2. Handling Negative Values
Negative FDI values initially seemed like data errors but turned out to be economically meaningful. This required research to understand that capital outflows are legitimate (if unusual) FDI measurements.
3. Country Name Inconsistencies
Removing aggregated countries(for example world, black carribean etc) was quite a hassle but I had to develop a list of all countries in the world and filter to it while carrying out the analysis
4. Scale Visualization
My first scatterplot was nearly unreadable because the linear scale compressed most data points. Switching to a logarithmic scale was essential for revealing the actual distribution.
Conclusion
This analysis confirms a statistically significant, positive relationship between Foreign Direct Investment and Gross Domestic Product in 2013. Countries with robust economies tend to attract greater FDI inflows, underscoring the cyclical link between national wealth and investor confidence.
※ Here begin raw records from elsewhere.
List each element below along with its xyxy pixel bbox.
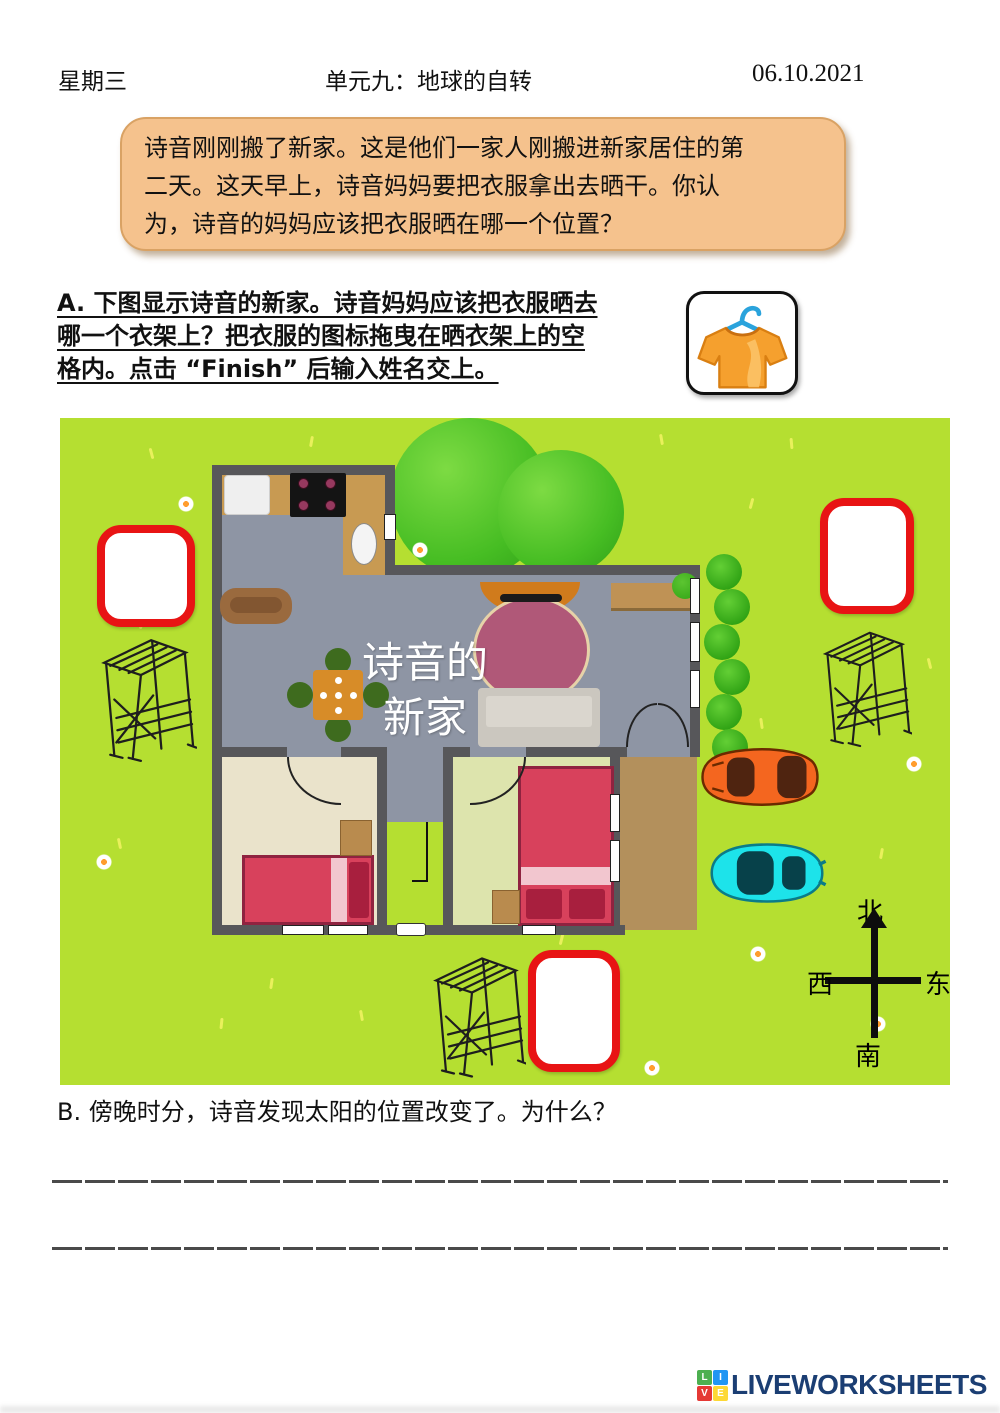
patio-wall: [443, 747, 453, 935]
grass-tuft: [149, 448, 155, 459]
house-label: 诗音的 新家: [345, 636, 505, 745]
section-a-line-2: 哪一个衣架上？把衣服的图标拖曳在晒衣架上的空: [57, 320, 697, 353]
grass-tuft: [749, 498, 755, 509]
window: [610, 840, 620, 882]
liveworksheets-logo: L I V E LIVEWORKSHEETS: [697, 1369, 987, 1401]
bush-icon: [714, 589, 750, 625]
logo-tile-i: I: [713, 1370, 728, 1385]
dropzone-east-rack[interactable]: [820, 498, 914, 614]
house-wall: [385, 565, 700, 575]
section-a-line-3: 格内。点击 “Finish” 后输入姓名交上。: [57, 353, 697, 386]
sink-icon: [351, 523, 377, 565]
flower-icon: [906, 756, 922, 772]
header-date: 06.10.2021: [752, 60, 865, 88]
tshirt-on-hanger-icon: [689, 294, 795, 392]
porch-floor: [620, 757, 697, 930]
window: [690, 622, 700, 662]
flower-icon: [644, 1060, 660, 1076]
single-bed-icon: [242, 855, 374, 925]
grass-tuft: [309, 436, 314, 447]
worksheet-page: 星期三 单元九：地球的自转 06.10.2021 诗音刚刚搬了新家。这是他们一家…: [0, 0, 1000, 1413]
house-map-illustration: 诗音的 新家: [60, 418, 950, 1085]
header-day: 星期三: [58, 62, 127, 96]
next-page-edge-artifact: [0, 1406, 1000, 1413]
table-plates: [335, 692, 342, 699]
house-label-line-2: 新家: [345, 691, 505, 746]
section-b-question: B. 傍晚时分，诗音发现太阳的位置改变了。为什么？: [57, 1092, 617, 1127]
patio-gate: [396, 923, 426, 936]
compass-west-label: 西: [807, 964, 833, 1001]
house-wall: [212, 747, 287, 757]
liveworksheets-logo-icon: L I V E: [697, 1370, 728, 1401]
grass-tuft: [559, 934, 565, 945]
house-wall: [341, 747, 379, 757]
grass-tuft: [927, 658, 933, 669]
stove-burner: [325, 478, 336, 489]
clothes-drying-rack-icon: [816, 618, 912, 754]
bush-icon: [714, 659, 750, 695]
nightstand-icon: [340, 820, 372, 856]
compass-cross-icon: 北 西 东 南: [805, 886, 945, 1071]
house-wall: [212, 465, 222, 935]
intro-line-2: 二天。这天早上，诗音妈妈要把衣服拿出去晒干。你认: [144, 167, 822, 205]
clothes-drying-rack-icon: [93, 628, 197, 766]
window: [328, 925, 368, 935]
stove-burner: [298, 500, 309, 511]
bed-pillow: [349, 862, 369, 918]
logo-tile-l: L: [697, 1370, 712, 1385]
flower-icon: [96, 854, 112, 870]
double-bed-icon: [518, 766, 614, 926]
house-wall: [526, 747, 627, 757]
bed-pillow: [526, 889, 562, 919]
dining-chair-icon: [287, 682, 313, 708]
flower-icon: [750, 946, 766, 962]
tshirt-drag-source[interactable]: [686, 291, 798, 395]
grass-tuft: [659, 434, 664, 445]
grass-tuft: [359, 1010, 364, 1021]
grass-tuft: [219, 1018, 223, 1029]
nightstand-icon: [492, 890, 520, 924]
grass-tuft: [269, 978, 274, 989]
house-wall: [451, 747, 470, 757]
section-a-instructions: A. 下图显示诗音的新家。诗音妈妈应该把衣服晒去 哪一个衣架上？把衣服的图标拖曳…: [57, 287, 697, 386]
compass-east-label: 东: [925, 964, 950, 1001]
grass-tuft: [879, 848, 884, 859]
header-unit-title: 单元九：地球的自转: [325, 62, 532, 96]
stove-burner: [298, 478, 309, 489]
window: [690, 578, 700, 614]
grass-tuft: [759, 718, 764, 729]
tree-icon: [498, 450, 624, 576]
intro-line-1: 诗音刚刚搬了新家。这是他们一家人刚搬进新家居住的第: [144, 129, 822, 167]
section-a-line-1: A. 下图显示诗音的新家。诗音妈妈应该把衣服晒去: [57, 287, 697, 320]
grass-tuft: [790, 438, 794, 449]
grass-tuft: [117, 838, 122, 849]
intro-bubble: 诗音刚刚搬了新家。这是他们一家人刚搬进新家居住的第 二天。这天早上，诗音妈妈要把…: [120, 117, 846, 251]
brown-sofa-icon: [220, 588, 292, 624]
stove-burner: [325, 500, 336, 511]
intro-line-3: 为，诗音的妈妈应该把衣服晒在哪一个位置？: [144, 205, 822, 243]
bed-pillow: [569, 889, 605, 919]
answer-line-1[interactable]: [52, 1180, 948, 1183]
tv-icon: [500, 594, 562, 602]
bush-icon: [704, 624, 740, 660]
bush-icon: [706, 554, 742, 590]
patio-gate-line: [412, 822, 428, 882]
dropzone-west-rack[interactable]: [97, 525, 195, 627]
fridge-icon: [224, 475, 270, 515]
compass-arrowhead: [861, 908, 887, 928]
bush-icon: [706, 694, 742, 730]
orange-car-icon: [696, 734, 826, 820]
answer-line-2[interactable]: [52, 1247, 948, 1250]
window: [522, 925, 556, 935]
window: [690, 670, 700, 708]
clothes-drying-rack-icon: [426, 946, 526, 1082]
window: [610, 794, 620, 832]
flower-icon: [178, 496, 194, 512]
logo-tile-v: V: [697, 1386, 712, 1401]
house-label-line-1: 诗音的: [345, 636, 505, 691]
dropzone-south-rack[interactable]: [528, 950, 620, 1072]
logo-brand-text: LIVEWORKSHEETS: [731, 1369, 987, 1401]
compass-horizontal-bar: [825, 977, 921, 984]
bed-sheet: [331, 858, 347, 922]
kitchen-door: [384, 514, 396, 540]
window: [282, 925, 324, 935]
flower-icon: [412, 542, 428, 558]
patio-wall: [377, 747, 387, 935]
hallway-floor: [387, 757, 443, 822]
compass-south-label: 南: [855, 1036, 881, 1073]
bed-sheet: [521, 867, 611, 885]
logo-tile-e: E: [713, 1386, 728, 1401]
However, the relationship isn’t absolute — smaller nations can outperform expectations through strategic policies, natural advantages, or openness to trade.
If you're interested in extending this analysis, consider:
Analyzing trends across multiple years rather than a single snapshot
Incorporating additional variables like political stability indices or ease-of-doing-business rankings
Investigating sector-specific FDI patterns
Data analysis isn't just about running statistical tests—it's about asking interesting questions, handling messy real-world data, and interpreting results in context. I hope this walkthrough inspires you to explore your own economic datasets and uncover the stories hidden within the numbers!